Augsburger Allgemeine (Land West)
Schau mir in die Augen, Fremder
Experiment Sie kennen sich nicht, sprechen nicht miteinander und blicken sich minutenlang tief in die Augen. Klingt seltsam? Ist es anfangs auch, berichtet unsere Autorin nach ihrem ersten Besuch eines Blickkontakt-Treffens
Würzburg Ein kurzer Blick sagt manchmal mehr als tausend Worte. Kann ein langer Blick also eine ganze Lebensgeschichte erzählen? Das frage ich mich, als ich mit Max Längsfeld telefoniere. Er hat „Eye Contact Würzburg“gegründet, eine lose Gruppe, die sich seit ein paar Wochen in einem Würzburger Fotostudio trifft. Jeder kann kommen. Das Konzept ist einfach, aber ungewöhnlich: Zwei Fremde schauen sich wortlos in die Augen – minutenlang, ununterbrochen. „Wenn man dann das Schweigen bricht, fühlt es sich oft an, als würde man mit einem alten Bekannten reden“, beschreibt Längsfeld.

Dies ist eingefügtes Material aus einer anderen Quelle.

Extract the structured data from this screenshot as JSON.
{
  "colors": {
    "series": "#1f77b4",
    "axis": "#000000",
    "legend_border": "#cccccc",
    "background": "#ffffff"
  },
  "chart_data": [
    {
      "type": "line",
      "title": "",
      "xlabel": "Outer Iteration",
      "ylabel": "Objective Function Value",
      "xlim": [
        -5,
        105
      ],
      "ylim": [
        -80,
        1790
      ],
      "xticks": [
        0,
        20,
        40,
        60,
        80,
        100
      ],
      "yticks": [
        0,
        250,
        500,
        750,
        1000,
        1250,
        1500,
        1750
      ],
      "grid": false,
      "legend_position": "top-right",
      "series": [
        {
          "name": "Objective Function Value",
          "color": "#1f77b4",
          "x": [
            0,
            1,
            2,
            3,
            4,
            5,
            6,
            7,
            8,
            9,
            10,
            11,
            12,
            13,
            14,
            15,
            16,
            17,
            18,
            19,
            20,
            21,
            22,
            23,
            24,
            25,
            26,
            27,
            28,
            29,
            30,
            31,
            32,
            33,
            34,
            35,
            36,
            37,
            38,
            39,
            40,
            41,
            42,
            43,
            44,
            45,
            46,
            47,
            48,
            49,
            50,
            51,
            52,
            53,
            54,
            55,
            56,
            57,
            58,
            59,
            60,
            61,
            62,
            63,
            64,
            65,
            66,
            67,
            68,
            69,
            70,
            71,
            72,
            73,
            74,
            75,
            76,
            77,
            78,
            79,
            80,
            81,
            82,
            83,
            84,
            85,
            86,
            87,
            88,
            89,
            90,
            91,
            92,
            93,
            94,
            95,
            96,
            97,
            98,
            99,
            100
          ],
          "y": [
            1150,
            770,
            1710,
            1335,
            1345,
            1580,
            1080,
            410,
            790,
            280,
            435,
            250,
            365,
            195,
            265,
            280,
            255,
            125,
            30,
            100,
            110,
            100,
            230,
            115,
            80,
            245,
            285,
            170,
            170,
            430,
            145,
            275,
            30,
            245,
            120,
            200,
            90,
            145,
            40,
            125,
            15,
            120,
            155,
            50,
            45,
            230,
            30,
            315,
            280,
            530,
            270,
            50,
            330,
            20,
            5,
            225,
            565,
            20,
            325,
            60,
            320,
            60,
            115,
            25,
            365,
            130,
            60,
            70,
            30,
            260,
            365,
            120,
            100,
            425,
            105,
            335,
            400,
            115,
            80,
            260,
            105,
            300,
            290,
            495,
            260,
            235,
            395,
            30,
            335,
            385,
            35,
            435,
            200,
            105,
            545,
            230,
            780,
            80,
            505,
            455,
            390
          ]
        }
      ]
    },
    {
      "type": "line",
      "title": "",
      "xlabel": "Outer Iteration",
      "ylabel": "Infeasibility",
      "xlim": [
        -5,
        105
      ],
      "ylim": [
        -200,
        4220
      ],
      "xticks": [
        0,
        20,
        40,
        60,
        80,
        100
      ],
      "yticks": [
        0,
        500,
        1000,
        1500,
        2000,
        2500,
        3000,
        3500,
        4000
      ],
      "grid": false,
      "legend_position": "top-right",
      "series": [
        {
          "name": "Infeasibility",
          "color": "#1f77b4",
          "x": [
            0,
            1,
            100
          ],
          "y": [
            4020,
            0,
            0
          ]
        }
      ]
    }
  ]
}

Er organisiert die Treffen – Teilnehmer zahlen vier Euro – in unregelmäßigen Abständen über die Internetplattform meetup.com.
Videos von solchen Experimenten gibt es im Internet viele, sie laufen ungefähr so ab: Zufallsbekanntschaften in der Fußgängerzone schauen sich an, bis beiden Tränen der Rührung in den Augen stehen. Von Gefühlen überwältigt fallen sich die Teilnehmer um den Hals.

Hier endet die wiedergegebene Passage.